The Diplomat.
The Diplomat's Assistant Editor Zachary Keck sat down with
former U.S. National Security advisor Zbigniew Brzezinski to discuss
America's role in world affairs, the shifting geopolitics of the
Asia-Pacific, the feasibility of eliminating nuclear weapons, and rising
powers growing involvement in America's backdoor.
In Strategic Vision you
argue that in today’s world no one power will ever be capable of
dominating Eurasia in the way Harold Mackinder famously envisioned.

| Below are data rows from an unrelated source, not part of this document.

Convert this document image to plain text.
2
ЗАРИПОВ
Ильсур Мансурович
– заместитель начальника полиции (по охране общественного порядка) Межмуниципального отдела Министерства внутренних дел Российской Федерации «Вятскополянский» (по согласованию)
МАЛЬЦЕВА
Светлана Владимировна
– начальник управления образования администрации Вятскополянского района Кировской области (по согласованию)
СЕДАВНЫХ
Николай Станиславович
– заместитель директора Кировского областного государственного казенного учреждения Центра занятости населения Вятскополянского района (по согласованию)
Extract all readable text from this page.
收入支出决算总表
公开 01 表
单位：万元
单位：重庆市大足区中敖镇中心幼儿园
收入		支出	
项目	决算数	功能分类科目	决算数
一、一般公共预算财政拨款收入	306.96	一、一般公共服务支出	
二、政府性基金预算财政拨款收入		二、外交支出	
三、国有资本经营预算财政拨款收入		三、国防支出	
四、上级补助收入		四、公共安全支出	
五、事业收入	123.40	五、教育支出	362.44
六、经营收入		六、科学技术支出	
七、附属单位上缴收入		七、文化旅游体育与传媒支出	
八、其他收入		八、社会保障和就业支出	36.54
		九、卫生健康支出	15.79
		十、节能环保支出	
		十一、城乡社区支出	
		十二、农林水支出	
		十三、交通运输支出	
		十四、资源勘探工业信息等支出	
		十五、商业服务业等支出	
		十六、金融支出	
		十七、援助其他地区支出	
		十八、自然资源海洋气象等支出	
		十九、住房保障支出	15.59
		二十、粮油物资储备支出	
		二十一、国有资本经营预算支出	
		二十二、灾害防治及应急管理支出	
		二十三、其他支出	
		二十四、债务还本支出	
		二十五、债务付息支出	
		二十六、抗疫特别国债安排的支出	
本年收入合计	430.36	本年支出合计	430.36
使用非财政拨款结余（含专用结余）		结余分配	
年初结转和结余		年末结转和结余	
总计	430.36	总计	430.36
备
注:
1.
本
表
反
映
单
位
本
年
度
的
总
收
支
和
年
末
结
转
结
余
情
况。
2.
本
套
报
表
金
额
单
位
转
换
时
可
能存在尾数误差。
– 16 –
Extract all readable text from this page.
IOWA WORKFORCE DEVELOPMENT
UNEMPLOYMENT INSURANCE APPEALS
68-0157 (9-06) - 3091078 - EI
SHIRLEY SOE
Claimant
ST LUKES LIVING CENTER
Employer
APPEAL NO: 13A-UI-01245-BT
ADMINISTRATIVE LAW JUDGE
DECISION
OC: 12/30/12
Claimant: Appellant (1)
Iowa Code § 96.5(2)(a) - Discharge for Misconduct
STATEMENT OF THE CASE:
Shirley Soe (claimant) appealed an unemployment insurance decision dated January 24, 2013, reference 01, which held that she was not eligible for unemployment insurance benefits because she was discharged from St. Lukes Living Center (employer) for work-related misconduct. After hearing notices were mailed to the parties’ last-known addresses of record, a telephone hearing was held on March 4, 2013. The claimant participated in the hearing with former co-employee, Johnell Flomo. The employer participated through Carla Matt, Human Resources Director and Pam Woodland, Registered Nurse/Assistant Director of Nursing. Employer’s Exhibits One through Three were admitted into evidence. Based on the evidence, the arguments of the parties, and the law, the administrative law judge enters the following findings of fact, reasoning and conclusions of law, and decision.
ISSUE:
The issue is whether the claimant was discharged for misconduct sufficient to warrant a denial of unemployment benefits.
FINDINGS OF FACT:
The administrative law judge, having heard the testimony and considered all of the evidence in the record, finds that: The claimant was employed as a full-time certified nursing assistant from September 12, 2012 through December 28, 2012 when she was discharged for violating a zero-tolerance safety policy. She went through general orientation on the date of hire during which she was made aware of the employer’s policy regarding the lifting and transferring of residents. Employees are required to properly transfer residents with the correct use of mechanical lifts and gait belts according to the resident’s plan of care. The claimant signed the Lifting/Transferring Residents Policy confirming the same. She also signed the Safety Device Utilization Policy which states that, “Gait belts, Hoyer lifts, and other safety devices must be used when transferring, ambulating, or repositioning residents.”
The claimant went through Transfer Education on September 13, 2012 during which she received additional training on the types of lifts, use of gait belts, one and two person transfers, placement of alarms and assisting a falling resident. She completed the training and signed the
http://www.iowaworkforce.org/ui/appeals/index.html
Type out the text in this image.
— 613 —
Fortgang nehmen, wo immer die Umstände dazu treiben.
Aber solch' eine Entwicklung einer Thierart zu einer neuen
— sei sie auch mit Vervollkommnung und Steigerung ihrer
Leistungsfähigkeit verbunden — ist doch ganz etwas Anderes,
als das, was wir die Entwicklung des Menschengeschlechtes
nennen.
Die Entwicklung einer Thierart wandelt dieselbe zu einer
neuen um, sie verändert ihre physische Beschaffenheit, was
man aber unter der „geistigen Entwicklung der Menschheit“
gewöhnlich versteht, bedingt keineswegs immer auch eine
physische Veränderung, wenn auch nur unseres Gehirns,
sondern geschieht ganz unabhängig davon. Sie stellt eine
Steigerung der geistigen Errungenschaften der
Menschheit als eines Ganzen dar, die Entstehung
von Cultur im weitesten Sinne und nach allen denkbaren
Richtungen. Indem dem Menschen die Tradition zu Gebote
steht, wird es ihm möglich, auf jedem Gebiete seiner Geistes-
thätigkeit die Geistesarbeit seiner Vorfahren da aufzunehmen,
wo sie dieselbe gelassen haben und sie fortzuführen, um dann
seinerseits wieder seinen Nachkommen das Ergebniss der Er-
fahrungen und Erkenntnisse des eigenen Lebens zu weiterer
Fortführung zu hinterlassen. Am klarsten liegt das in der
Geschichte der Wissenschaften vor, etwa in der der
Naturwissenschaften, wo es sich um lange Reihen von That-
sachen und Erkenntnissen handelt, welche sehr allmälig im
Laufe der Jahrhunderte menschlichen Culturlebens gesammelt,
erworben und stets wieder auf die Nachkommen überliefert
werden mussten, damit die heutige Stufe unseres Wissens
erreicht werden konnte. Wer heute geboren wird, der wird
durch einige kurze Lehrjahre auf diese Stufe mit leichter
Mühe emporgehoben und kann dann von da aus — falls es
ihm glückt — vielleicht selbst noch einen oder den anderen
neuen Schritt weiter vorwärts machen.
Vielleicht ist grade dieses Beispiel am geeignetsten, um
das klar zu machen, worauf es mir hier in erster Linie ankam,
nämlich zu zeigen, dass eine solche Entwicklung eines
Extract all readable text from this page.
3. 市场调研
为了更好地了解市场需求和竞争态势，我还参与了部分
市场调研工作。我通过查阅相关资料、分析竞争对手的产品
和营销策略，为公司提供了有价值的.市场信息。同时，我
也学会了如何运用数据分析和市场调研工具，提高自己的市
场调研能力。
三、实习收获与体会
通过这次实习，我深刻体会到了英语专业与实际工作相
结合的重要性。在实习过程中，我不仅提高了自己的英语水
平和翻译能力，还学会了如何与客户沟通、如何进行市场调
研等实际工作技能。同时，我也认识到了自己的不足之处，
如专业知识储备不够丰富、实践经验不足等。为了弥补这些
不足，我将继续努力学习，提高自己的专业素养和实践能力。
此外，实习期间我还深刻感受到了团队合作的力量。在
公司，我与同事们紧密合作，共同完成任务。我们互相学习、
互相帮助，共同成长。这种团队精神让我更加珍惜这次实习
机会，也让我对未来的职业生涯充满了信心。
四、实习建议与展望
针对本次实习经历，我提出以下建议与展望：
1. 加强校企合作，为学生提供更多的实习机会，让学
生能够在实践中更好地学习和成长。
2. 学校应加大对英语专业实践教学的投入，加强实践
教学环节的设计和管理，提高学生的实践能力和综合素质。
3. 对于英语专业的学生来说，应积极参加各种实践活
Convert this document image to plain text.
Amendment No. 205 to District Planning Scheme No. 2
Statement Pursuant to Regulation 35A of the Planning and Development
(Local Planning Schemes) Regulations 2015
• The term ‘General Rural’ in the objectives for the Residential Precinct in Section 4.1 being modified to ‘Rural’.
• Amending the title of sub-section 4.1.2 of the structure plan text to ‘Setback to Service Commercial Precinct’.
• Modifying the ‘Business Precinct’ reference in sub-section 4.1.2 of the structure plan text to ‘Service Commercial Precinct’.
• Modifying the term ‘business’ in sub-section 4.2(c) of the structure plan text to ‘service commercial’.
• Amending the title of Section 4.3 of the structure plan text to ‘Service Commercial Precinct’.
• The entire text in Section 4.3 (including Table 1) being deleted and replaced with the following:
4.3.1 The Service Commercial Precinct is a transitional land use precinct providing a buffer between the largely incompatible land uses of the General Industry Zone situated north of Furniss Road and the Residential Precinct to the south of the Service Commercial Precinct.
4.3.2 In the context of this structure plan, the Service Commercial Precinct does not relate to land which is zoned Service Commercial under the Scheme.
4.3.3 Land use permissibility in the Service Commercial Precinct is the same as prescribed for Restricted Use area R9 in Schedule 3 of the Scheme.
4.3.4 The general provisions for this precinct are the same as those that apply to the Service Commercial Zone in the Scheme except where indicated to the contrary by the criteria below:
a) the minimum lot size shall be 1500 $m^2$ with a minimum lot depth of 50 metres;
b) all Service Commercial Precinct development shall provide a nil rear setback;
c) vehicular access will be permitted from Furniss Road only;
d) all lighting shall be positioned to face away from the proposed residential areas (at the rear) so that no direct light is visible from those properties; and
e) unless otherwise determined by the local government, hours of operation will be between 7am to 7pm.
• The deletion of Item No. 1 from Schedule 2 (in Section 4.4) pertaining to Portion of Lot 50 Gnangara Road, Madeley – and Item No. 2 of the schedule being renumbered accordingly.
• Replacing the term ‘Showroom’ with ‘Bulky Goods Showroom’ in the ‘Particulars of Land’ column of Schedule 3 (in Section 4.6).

Taking that argument at its face, this represents a tectonic shift for
U.S. foreign policy given that, long before
Washington was able to meaningfully affect the balance of power in
Eurasia, its leaders saw preventing a hegemon from dominating it as a
key strategic necessity. If the U.S. no longer has to concern itself
with safeguarding Mackinder’s “world-island” from a potential
hegemon(s), what should be the main objective of U.S. engagement in
Europe and Asia going forward?
The main objective of U.S. engagement in Europe and in Asia should be
to support an equilibrium that discourages any one power from acting in
an excessively assertive fashion towards its neighbors. In the
foreseeable future, it is, in any case, unlikely that any single power
will have the military superiority that would enable it to assert itself
in a hegemonic fashion on as a diverse, complex, and complicated
mega-continent such as Eurasia. Having a close relationship with
Europe, though maintaining a complex partnership with China and an
alliance with Japan, will provide the United States with sufficient foci
for a strategic engagement designed to maintain a relatively stable
even if delicate equilibrium on the so-called “world island.”